What other fillings go well with empanada dough ?

What other fillings go well with empanada dough? Sweet options include mango and cream cheese, ube halaya, or chocolate-banana. Savory fillings like shredded chicken, ground pork, or cheese and mushrooms also work well with the same dough.

Where to buy strawberry empanada in Baguio ?

Where to buy strawberry empanada in Baguio? The best places are Baguio Public Market, Session Road bakeries, street vendors near Mines View Park, and sometimes Good Shepherd Convent. Prices range from PHP 20 to PHP 50 per piece.

What does strawberry empanada taste like ?

What does strawberry empanada taste like? It tastes like a buttery, flaky turnover filled with sweet-tart strawberry jam. The pastry is mildly salty, which balances the fruit’s natural acidity, creating a bright and satisfying dessert.

How to make strawberry empanada at home ?

How to make strawberry empanada at home? Simmer strawberries with sugar and lemon until thick. Make a cold-butter dough, chill, roll out, fill, fold, seal, and bake at 190°C for 20–25 minutes. You can also fry them in oil until golden.

Is strawberry empanada a traditional Filipino food?

While empanadas have Spanish roots, the Baguio Strawberry Empanada is a modern Filipino adaptation that celebrates Benguet’s strawberry harvest. It is not ancient, but it has become a beloved regional specialty.

Can I use frozen strawberries for the filling?

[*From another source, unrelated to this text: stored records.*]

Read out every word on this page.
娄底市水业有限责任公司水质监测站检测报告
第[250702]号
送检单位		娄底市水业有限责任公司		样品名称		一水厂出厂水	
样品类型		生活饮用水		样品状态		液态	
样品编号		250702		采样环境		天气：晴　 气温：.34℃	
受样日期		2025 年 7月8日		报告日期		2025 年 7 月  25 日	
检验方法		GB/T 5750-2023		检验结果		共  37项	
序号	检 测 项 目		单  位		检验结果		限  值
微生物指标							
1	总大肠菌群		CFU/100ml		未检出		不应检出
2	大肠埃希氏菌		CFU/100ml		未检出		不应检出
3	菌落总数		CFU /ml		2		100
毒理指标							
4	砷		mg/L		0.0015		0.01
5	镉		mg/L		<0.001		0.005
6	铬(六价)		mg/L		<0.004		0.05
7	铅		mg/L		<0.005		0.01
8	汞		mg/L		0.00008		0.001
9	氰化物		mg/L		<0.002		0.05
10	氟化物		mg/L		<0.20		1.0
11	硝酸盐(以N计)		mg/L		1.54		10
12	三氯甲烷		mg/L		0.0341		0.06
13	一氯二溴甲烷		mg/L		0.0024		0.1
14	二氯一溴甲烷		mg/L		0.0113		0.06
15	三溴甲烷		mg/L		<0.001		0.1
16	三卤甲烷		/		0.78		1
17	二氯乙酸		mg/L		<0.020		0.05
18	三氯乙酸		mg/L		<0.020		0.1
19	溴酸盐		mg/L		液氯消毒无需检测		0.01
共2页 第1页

Absolutely. Frozen Benguet strawberries work just as well as fresh ones. Thaw them first, drain excess liquid, and proceed with the recipe. The flavor remains excellent.

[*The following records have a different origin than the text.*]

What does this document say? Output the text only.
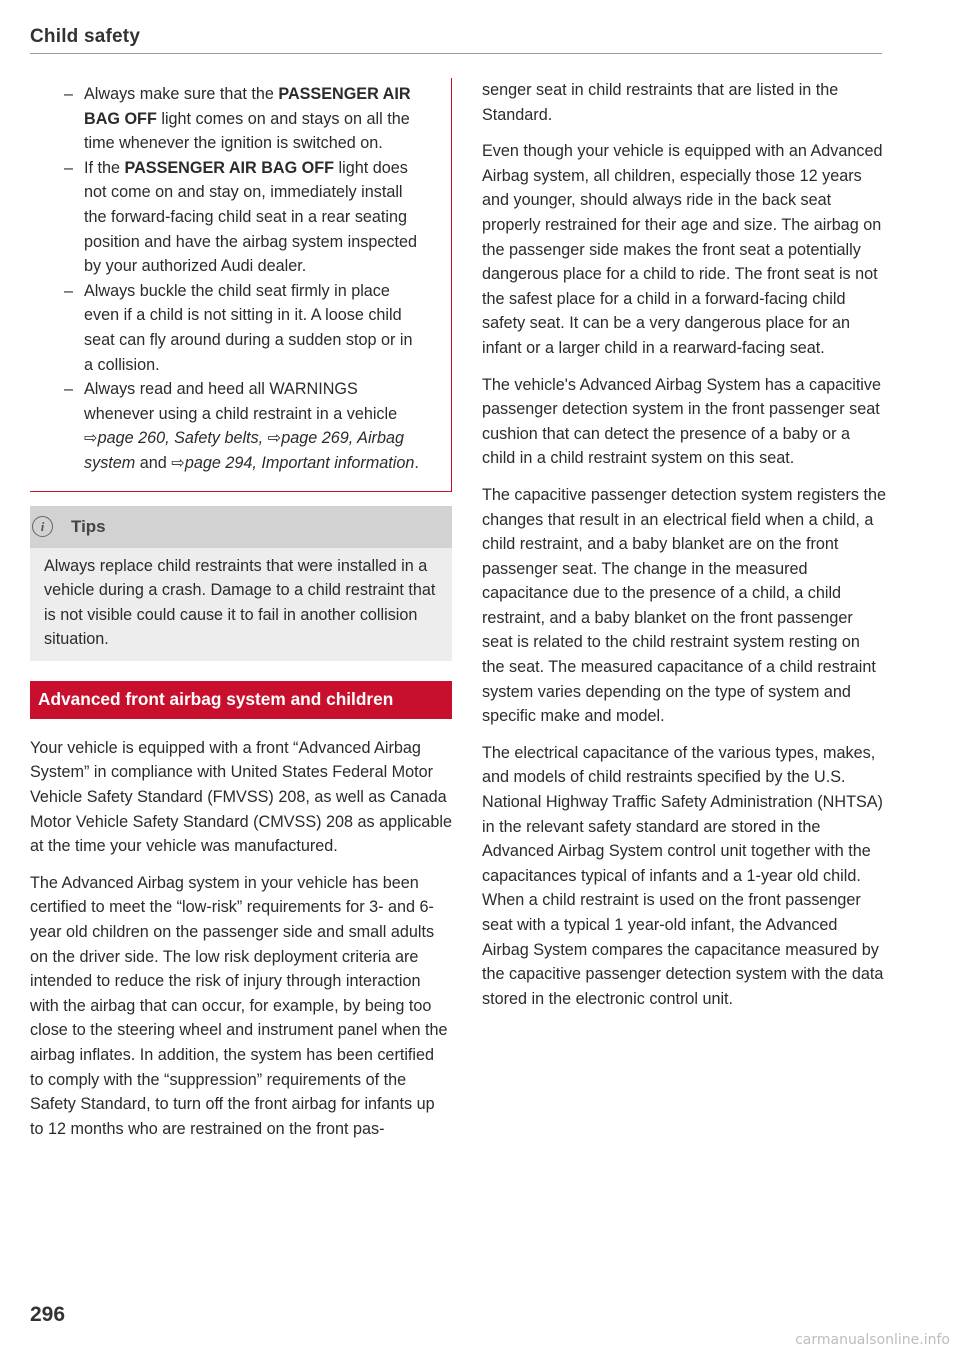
Child safety

– Always make sure that the PASSENGER AIR BAG OFF light comes on and stays on all the time whenever the ignition is switched on.

– If the PASSENGER AIR BAG OFF light does not come on and stay on, immediately install the forward-facing child seat in a rear seating position and have the airbag system inspected by your authorized Audi dealer.

– Always buckle the child seat firmly in place even if a child is not sitting in it. A loose child seat can fly around during a sudden stop or in a collision.

– Always read and heed all WARNINGS whenever using a child restraint in a vehicle ⇨page 260, Safety belts, ⇨page 269, Airbag system and ⇨page 294, Important information.

i	Tips

Always replace child restraints that were installed in a vehicle during a crash. Damage to a child restraint that is not visible could cause it to fail in another collision situation.

Advanced front airbag system and children

Your vehicle is equipped with a front “Advanced Airbag System” in compliance with United States Federal Motor Vehicle Safety Standard (FMVSS) 208, as well as Canada Motor Vehicle Safety Standard (CMVSS) 208 as applicable at the time your vehicle was manufactured.

The Advanced Airbag system in your vehicle has been certified to meet the “low-risk” requirements for 3- and 6-year old children on the passenger side and small adults on the driver side. The low risk deployment criteria are intended to reduce the risk of injury through interaction with the airbag that can occur, for example, by being too close to the steering wheel and instrument panel when the airbag inflates. In addition, the system has been certified to comply with the “suppression” requirements of the Safety Standard, to turn off the front airbag for infants up to 12 months who are restrained on the front pas-

senger seat in child restraints that are listed in the Standard.

Even though your vehicle is equipped with an Advanced Airbag system, all children, especially those 12 years and younger, should always ride in the back seat properly restrained for their age and size. The airbag on the passenger side makes the front seat a potentially dangerous place for a child to ride. The front seat is not the safest place for a child in a forward-facing child safety seat. It can be a very dangerous place for an infant or a larger child in a rearward-facing seat.

The vehicle's Advanced Airbag System has a capacitive passenger detection system in the front passenger seat cushion that can detect the presence of a baby or a child in a child restraint system on this seat.

The capacitive passenger detection system registers the changes that result in an electrical field when a child, a child restraint, and a baby blanket are on the front passenger seat. The change in the measured capacitance due to the presence of a child, a child restraint, and a baby blanket on the front passenger seat is related to the child restraint system resting on the seat. The measured capacitance of a child restraint system varies depending on the type of system and specific make and model.

The electrical capacitance of the various types, makes, and models of child restraints specified by the U.S. National Highway Traffic Safety Administration (NHTSA) in the relevant safety standard are stored in the Advanced Airbag System control unit together with the capacitances typical of infants and a 1-year old child. When a child restraint is used on the front passenger seat with a typical 1 year-old infant, the Advanced Airbag System compares the capacitance measured by the capacitive passenger detection system with the data stored in the electronic control unit.

296
carmanualsonline.info
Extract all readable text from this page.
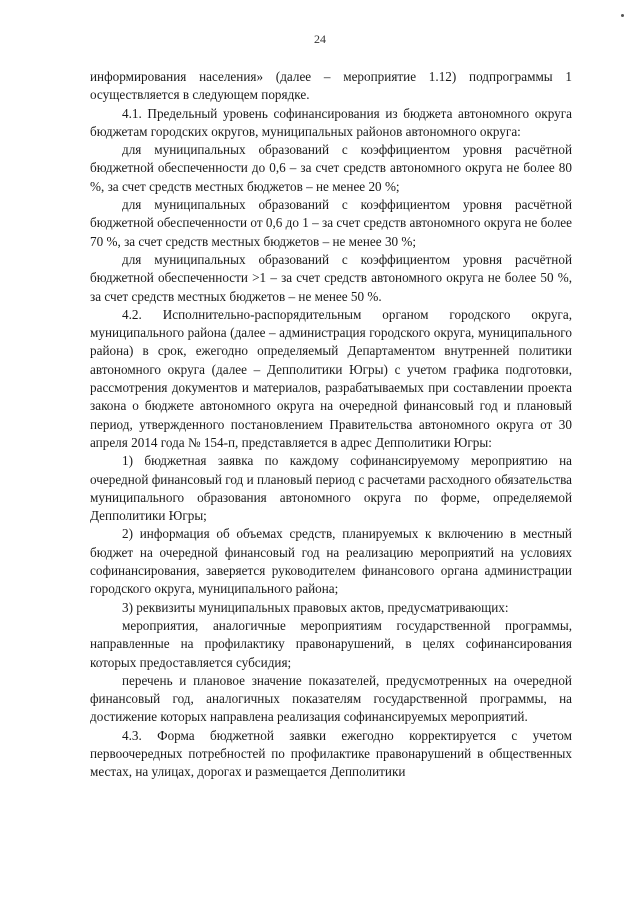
24

информирования населения» (далее – мероприятие 1.12) подпрограммы 1 осуществляется в следующем порядке.

4.1. Предельный уровень софинансирования из бюджета автономного округа бюджетам городских округов, муниципальных районов автономного округа:

для муниципальных образований с коэффициентом уровня расчётной бюджетной обеспеченности до 0,6 – за счет средств автономного округа не более 80 %, за счет средств местных бюджетов – не менее 20 %;

для муниципальных образований с коэффициентом уровня расчётной бюджетной обеспеченности от 0,6 до 1 – за счет средств автономного округа не более 70 %, за счет средств местных бюджетов – не менее 30 %;

для муниципальных образований с коэффициентом уровня расчётной бюджетной обеспеченности >1 – за счет средств автономного округа не более 50 %, за счет средств местных бюджетов – не менее 50 %.

4.2. Исполнительно-распорядительным органом городского округа, муниципального района (далее – администрация городского округа, муниципального района) в срок, ежегодно определяемый Департаментом внутренней политики автономного округа (далее – Депполитики Югры) с учетом графика подготовки, рассмотрения документов и материалов, разрабатываемых при составлении проекта закона о бюджете автономного округа на очередной финансовый год и плановый период, утвержденного постановлением Правительства автономного округа от 30 апреля 2014 года № 154-п, представляется в адрес Депполитики Югры:

1) бюджетная заявка по каждому софинансируемому мероприятию на очередной финансовый год и плановый период с расчетами расходного обязательства муниципального образования автономного округа по форме, определяемой Депполитики Югры;

2) информация об объемах средств, планируемых к включению в местный бюджет на очередной финансовый год на реализацию мероприятий на условиях софинансирования, заверяется руководителем финансового органа администрации городского округа, муниципального района;

3) реквизиты муниципальных правовых актов, предусматривающих:

мероприятия, аналогичные мероприятиям государственной программы, направленные на профилактику правонарушений, в целях софинансирования которых предоставляется субсидия;

перечень и плановое значение показателей, предусмотренных на очередной финансовый год, аналогичных показателям государственной программы, на достижение которых направлена реализация софинансируемых мероприятий.

4.3. Форма бюджетной заявки ежегодно корректируется с учетом первоочередных потребностей по профилактике правонарушений в общественных местах, на улицах, дорогах и размещается Депполитики
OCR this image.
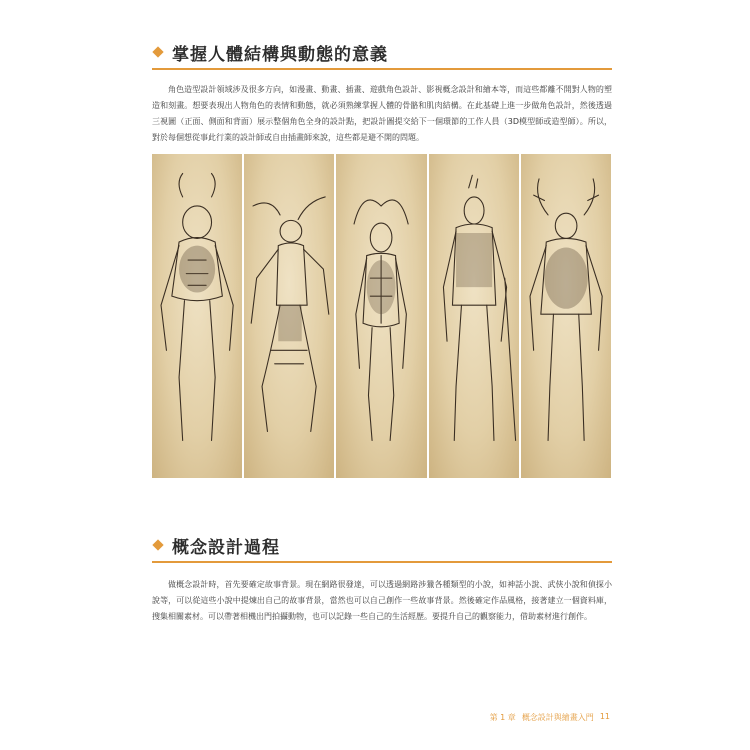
掌握人體結構與動態的意義

角色造型設計領域涉及很多方向，如漫畫、動畫、插畫、遊戲角色設計、影視概念設計和繪本等，而這些都離不開對人物的塑造和刻畫。想要表現出人物角色的表情和動態，就必須熟練掌握人體的骨骼和肌肉結構。在此基礎上進一步做角色設計，然後透過三視圖（正面、側面和背面）展示整個角色全身的設計點，把設計圖提交給下一個環節的工作人員（3D模型師或造型師）。所以，對於每個想從事此行業的設計師或自由插畫師來說，這些都是避不開的問題。

概念設計過程

做概念設計時，首先要確定故事背景。現在網路很發達，可以透過網路涉獵各種類型的小說，如神話小說、武俠小說和偵探小說等，可以從這些小說中提煉出自己的故事背景，當然也可以自己創作一些故事背景。然後確定作品風格，接著建立一個資料庫，搜集相關素材。可以帶著相機出門拍攝動物，也可以記錄一些自己的生活經歷。要提升自己的觀察能力，借助素材進行創作。

第 1 章 概念設計與繪畫入門 11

Do I need special equipment to make strawberry empanadas?

No. A rolling pin, a round cookie cutter or glass, a baking sheet, and a fork for crimping are all you need. A pastry blender helps cut butter into flour, but two knives also work.

Can I make strawberry empanada gluten-free?

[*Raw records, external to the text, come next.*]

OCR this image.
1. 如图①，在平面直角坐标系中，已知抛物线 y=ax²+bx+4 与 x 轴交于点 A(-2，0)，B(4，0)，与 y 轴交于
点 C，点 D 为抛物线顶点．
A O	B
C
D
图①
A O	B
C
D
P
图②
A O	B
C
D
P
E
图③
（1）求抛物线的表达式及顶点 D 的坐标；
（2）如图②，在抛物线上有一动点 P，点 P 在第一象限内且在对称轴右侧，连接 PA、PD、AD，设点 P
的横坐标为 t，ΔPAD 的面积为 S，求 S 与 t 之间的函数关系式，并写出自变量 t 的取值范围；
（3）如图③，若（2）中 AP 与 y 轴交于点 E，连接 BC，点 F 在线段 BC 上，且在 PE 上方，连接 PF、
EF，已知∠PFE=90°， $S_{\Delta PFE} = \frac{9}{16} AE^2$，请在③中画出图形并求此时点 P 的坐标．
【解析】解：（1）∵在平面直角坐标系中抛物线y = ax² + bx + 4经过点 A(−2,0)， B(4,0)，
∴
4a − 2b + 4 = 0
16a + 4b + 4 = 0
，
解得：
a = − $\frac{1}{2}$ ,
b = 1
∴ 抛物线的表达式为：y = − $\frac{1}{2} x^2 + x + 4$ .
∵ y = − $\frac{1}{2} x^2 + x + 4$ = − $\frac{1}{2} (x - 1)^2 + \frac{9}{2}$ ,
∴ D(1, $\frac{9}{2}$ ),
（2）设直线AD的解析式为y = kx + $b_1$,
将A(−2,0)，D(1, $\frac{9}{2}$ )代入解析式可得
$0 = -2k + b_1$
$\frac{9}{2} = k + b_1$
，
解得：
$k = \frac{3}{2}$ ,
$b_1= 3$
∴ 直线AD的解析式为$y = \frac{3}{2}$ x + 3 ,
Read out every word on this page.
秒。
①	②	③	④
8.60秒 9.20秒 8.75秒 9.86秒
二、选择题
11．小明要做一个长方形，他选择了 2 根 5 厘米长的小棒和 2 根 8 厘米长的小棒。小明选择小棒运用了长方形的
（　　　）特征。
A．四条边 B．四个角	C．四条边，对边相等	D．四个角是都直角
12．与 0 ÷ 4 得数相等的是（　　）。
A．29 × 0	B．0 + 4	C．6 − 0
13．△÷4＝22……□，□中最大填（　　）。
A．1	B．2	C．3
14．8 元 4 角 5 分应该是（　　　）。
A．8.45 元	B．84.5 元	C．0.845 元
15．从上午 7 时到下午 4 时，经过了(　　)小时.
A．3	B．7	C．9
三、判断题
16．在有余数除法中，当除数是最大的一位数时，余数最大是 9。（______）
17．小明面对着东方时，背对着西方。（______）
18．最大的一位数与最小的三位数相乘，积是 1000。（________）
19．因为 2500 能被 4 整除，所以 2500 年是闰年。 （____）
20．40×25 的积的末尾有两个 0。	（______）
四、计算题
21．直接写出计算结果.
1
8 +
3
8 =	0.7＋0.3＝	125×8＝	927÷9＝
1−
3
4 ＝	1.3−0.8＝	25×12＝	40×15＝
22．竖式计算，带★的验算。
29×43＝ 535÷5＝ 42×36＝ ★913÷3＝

Yes. Substitute the all-purpose flour with a gluten-free flour blend that includes xanthan gum. The texture will be slightly different but still delicious.

How do I prevent the filling from leaking?

Cook the filling until it is thick and jammy before using. Cool it completely. Do not overfill—about one tablespoon per small empanada is enough. Seal edges tightly with a fork or twist.

What is the best way to reheat leftover strawberry empanada?

Reheat in a preheated oven or toaster oven at 175°C (350°F) for five to seven minutes. This restores the flaky crust. Avoid microwaving, which makes the pastry soft and chewy.

Can I add cream cheese to the strawberry filling?

Yes, cream cheese pairs beautifully with strawberries. Add a small cube of cold cream cheese on top of the strawberry filling before sealing. It creates a creamy, tangy surprise.

Are strawberry empanadas only available in Baguio?

They are most common in Baguio and Benguet, but thanks to online stores and delivery services, you can now find them in Metro Manila and other major cities. Some home bakers nationwide also offer their own versions.

Can I sell strawberry empanadas as a small business?

Absolutely. Many small food business startups in the Philippines have found success selling Baguio Strawberry Empanada at local markets, online, and through social media. The product is distinctive, photogenic, and has strong appeal among dessert lovers and tourists.

What is the difference between Baguio strawberry empanada and regular strawberry pie?

Strawberry empanada is a hand-held, individual pastry with a thicker, sturdier crust that can be baked or fried. A strawberry pie is typically baked in a dish, sliced, and served with a tender, thinner crust. The empanada is more portable and street-food friendly.